A música não só dita o tom das comemorações em torno de Iemanjá como ecoa sua simbólica figura nos versos de nomes ilustres como Dorival Caymmi (“Dia dois de fevereiro/ Dia de festa no mar/ Eu quero ser o primeiro/ A saudar Iemanjá”) e Maria Bethânia (“A Rainha do Mar anda de mãos dadas comigo/ Me ensina o baile das ondas/ E canta, canta pra mim”). Clara Nunes e depois Marisa Monte ajudaram a eternizar “A lenda das sereias, rainhas do mar’’, samba do Império Serrano no carnaval de 1976 (“Ela mora no mar/ Ela brinca na areia/ No balanço das ondas/ A paz ela semeia”).

— Foi um ano de muito peixe na Avenida — lembra Tia Maria, uma das fundadoras da escola.

Marisa Monte, aliás, foi a personagem escolhida por Daniela Thomas, Cao Hamburger e Jum Nakao para representar Iemanjá nos Jogos Olímpicos de Londres em 2012. Na versão assinada pelo trio, a cantora usou uma imensa saia alegórica composta por guarda-chuvas nas cores azul e branco.

— Quando você faz uma pesquisa para produzir a imagem do seu país lá fora surgem muitos símbolos. Iemanjá é o samba do crioulo doido, são mil referências. Mas é uma personagem feminina que comanda devoção independentemente do sexo e de suas crenças — analisa Daniela.

Na fotografia, Iemanjá também tem seus devotos e empresta inspiração para Alex Ferro e Mirian Fichter, que assinam algumas das imagens desta reportagem. Mirian, que retrata festejos no Rio de Janeiro e no Rio Grande do Sul desde 1990, está, inclusive, produzindo um documentário sobre o tema:

— Fiquei apaixonada pela cultura, beleza e estética dessas celebrações.

Alex foca em Iemanjá à carioca. Sua série “Rolezinho de Iemanjá”, clicada durante uma carreata, foi exibida nas paredes da Galeria Pretos Novos, na Gamboa, em 2012. Em setembro, outro trabalho, apresentado numa galeria em Nova York, foi registrado no terreiro Asè Atará Magbá Iyá Omindarewá, em Santa Cruz da Serra.

A popularidade de Iemanjá é o ganha-pão de Flávio de Assis, dono de uma fábrica de imagens na Zona Oeste do Rio. Antes de chegarem às prateleiras das lojas (“até da Europa já recebi encomendas”, ele conta), as esculturas de gesso passam por um processo artesanal de confecção. Primeiro, são moldadas em fôrmas de borracha em oito tamanhos diferentes, depois, lixadas e pintadas.

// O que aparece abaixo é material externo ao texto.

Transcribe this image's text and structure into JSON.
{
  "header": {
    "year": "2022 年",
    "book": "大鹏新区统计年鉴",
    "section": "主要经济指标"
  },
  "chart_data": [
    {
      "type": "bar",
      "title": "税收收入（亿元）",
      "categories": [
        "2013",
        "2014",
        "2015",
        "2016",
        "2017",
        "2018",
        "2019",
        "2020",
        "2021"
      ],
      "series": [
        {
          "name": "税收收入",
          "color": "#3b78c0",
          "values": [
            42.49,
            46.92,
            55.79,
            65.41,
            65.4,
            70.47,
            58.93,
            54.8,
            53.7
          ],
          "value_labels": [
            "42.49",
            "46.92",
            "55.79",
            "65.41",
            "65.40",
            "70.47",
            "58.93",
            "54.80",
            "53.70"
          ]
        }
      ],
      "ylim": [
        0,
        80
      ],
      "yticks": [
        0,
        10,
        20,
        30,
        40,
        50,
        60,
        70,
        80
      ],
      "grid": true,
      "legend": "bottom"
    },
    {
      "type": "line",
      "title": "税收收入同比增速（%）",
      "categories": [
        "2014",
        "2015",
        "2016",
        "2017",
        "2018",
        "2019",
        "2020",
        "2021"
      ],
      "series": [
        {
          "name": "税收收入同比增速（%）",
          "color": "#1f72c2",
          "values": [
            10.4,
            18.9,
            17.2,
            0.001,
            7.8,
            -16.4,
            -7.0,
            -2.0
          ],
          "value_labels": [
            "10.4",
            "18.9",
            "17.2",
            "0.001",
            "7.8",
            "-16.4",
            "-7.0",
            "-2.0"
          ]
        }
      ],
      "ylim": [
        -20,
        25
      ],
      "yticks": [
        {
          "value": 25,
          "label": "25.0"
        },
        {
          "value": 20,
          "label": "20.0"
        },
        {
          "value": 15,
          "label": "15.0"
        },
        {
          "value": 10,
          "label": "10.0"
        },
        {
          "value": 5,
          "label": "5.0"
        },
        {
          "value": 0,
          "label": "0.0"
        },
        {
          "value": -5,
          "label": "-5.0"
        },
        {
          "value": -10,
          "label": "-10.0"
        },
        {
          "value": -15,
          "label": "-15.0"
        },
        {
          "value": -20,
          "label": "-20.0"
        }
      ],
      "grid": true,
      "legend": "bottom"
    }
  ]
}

— De outubro a fevereiro, produzo três mil imagens de Iemanjá por mês. Ela e São Jorge são um sucesso — relata Flávio.

No seu galpão, elas “vestem’’ uma roupa esvoaçante azul, têm a pele branca e o cabelo marrom. Esta, porém, não é a imagem “oficial” de Iemanjá, que também é encontrada com vestido branco, negra, loura, com rabo de sereia, deitada numa concha…

— É curioso como surgem representações do orixás, que não têm referências físicas. Mas a plasticidade é interessante — diz a pesquisadora Christina Vital, do Instituto de Estudos da Religião (ISER).

Branca ou negra, de vestido azul ou cru, Iemanjá é celebrada o ano inteiro nos terreiros. No Rio, eles somam 847, segundo a pesquisa “Presença do axé: mapeando terreiros no Rio de Janeiro”, publicada no ano passado pela PUC-Rio.

— Cada terreiro é um pequeno reino em que seu dirigente celebra os orixás da maneira que lhe convém — reforça o antropólogo Zé Renato Baptista.

Com vestidos rodados e rendados, ostentando colares de contas e panos na cabeça, as devotas de Iemanjá cantam e dançam nas cerimônias. No Asè Atará Magbá Iyá Omindarewá, a festa é neste mês e começa às 6h com o som dos atabaques. No Ile Omiojuaro, em Nova Iguaçu, é comemorada em junho. Mas, no dia 31, antes da meia-noite, Mãe Beata de Iemanjá joga búzios para prever como será o amanhã.

— Como é que vou fazer uma previsão antes de o ano nascer? — desabona previsões feitas meses antes da virada.

Seja como for, especulações dão conta de que 2016 será regido por Iemanjá… Odoyá.